Alternatively, detection of
electron beam induced radiation emission (EIRE) also called as cathodoluminescence (CL) in a transmission electron microscope (TEM) / scanning electron microscope (SEM) or detection of energy loss suffered by the inelastically scattered transmitted electrons in TEM are shown to constitute an excellent probe of plasmons that allows capturing highest (1-40 nm) resolution information in the spatial and spectral domains. Our main object is to directly visualize the spatial profile of the localized surface plasmon resonance modes of anisotropic noble metal (as for example Au) nanoparticles with special emphasis on the higher order modes. This is becasue the identification of higher order plasmonic modes provides a deeper understanding of the physical properties and spectroscopic fingerprint necessary for assessing the quality of the concerned metal nano structures. We use CL-SEM technique as it is advantageous over electron energy loss spectroscopy (EELS) or CL-TEM because a large sample area on a thick substrate can be accessed without any stringent requirement of sample preparation, such as maintaining electron transparency (<100 nm) for use in TEM. CL is in fact different from EELS, because CL probes the scattering physics, while EELS probes the extinction one. The image contrast in CL is a measure of the ability of the e-beam to locally excite the modes. Consequently, the CL image allows us to construct excitability maps and spectra which are proportional to the local density of optical states (LDOS) of the structure.
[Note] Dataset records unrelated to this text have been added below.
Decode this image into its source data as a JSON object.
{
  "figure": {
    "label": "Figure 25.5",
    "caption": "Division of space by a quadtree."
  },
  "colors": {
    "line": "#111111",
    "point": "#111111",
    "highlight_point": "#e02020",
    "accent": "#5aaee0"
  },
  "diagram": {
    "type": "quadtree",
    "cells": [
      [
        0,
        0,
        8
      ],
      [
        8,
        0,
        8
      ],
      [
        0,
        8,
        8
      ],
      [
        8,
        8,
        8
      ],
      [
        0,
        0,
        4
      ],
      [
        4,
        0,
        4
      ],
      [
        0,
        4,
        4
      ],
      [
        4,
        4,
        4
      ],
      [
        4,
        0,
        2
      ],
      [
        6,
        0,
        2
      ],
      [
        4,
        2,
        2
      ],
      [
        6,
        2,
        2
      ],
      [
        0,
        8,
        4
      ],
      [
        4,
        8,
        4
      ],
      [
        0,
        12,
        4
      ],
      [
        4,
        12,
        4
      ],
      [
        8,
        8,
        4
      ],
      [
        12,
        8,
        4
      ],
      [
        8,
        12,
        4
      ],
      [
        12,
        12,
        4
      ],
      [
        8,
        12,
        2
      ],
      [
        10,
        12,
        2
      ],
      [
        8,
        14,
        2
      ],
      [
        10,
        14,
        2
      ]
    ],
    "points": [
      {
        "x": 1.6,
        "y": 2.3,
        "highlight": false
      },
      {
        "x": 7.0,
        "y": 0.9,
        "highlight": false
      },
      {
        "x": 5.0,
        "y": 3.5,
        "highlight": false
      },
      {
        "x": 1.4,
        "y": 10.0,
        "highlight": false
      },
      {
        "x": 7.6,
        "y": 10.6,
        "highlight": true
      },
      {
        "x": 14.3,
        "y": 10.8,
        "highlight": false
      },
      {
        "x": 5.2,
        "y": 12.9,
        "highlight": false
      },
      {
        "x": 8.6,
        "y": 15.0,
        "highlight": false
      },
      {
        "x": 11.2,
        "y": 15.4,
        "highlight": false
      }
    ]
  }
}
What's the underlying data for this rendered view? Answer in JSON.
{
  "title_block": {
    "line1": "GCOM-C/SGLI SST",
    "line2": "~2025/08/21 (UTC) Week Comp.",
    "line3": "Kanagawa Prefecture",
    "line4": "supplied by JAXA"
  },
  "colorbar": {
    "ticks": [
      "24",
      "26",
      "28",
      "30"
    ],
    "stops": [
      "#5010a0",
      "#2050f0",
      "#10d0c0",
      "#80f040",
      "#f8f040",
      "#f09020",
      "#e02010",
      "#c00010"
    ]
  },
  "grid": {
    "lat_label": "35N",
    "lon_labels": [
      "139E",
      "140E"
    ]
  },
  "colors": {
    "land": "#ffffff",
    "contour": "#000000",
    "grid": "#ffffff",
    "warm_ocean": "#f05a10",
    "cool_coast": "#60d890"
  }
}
We analyse our experimental radiation spectra and photon maps with the simulated radiation spectra and near-field maps obtained using a commecially available finite-difference time-domain (FDTD) numerical simulation package.



FDTD approach in a nutshell


Mie theory is a classic example of an early technique for modeling plasmonic response of spherically symmetric structures, the scattering and absorption from which can be solved analytically using Maxwell's equations. However, for complex shaped anisotropic nanoparticle, Mie theory is significantly limited in its applicability. Recent advances in numerical simulation methods such as the Finite-difference time-domain (FDTD) has allowed for electrodynamic simulations of almost arbitrarily complex geometries. In FDTD, the macroscopic Maxwell’s equations are solved in discretized space and discretized time to follow the response of a material to any applied electromagnetic (EM) field. The system is typically excited with either light (such as a plane wave source) or an electron beam (created from a current source). For numerical investigation of the electron beam excited photon emission in a CL setup, the electron beam can be modeled as a line current density source represented as follows: J(t,2r⃗) = −evûz δ(z − νt)δ(x − x0)δ(y − y0), where e is the electronic charge, and v is the velocity of electron, (x0,y0) represents the position of the electron beam, z is the direction of electron velocity, and ûz is the unit vector along the z direction. In the frequency domain, this corresponds to a current density, J(ω,r⃗) = evûz exp(iωz/ν)δ(x − x0)δ(y − y0). In the simulation, this current density is modeled as a series of dipoles with temporal phase delay (z/ν) that is related to the electron velocity, ν (here ν = 0.32c corresponding to the 30 keV electron energy used in the experiment with c being the velocity of light in free space).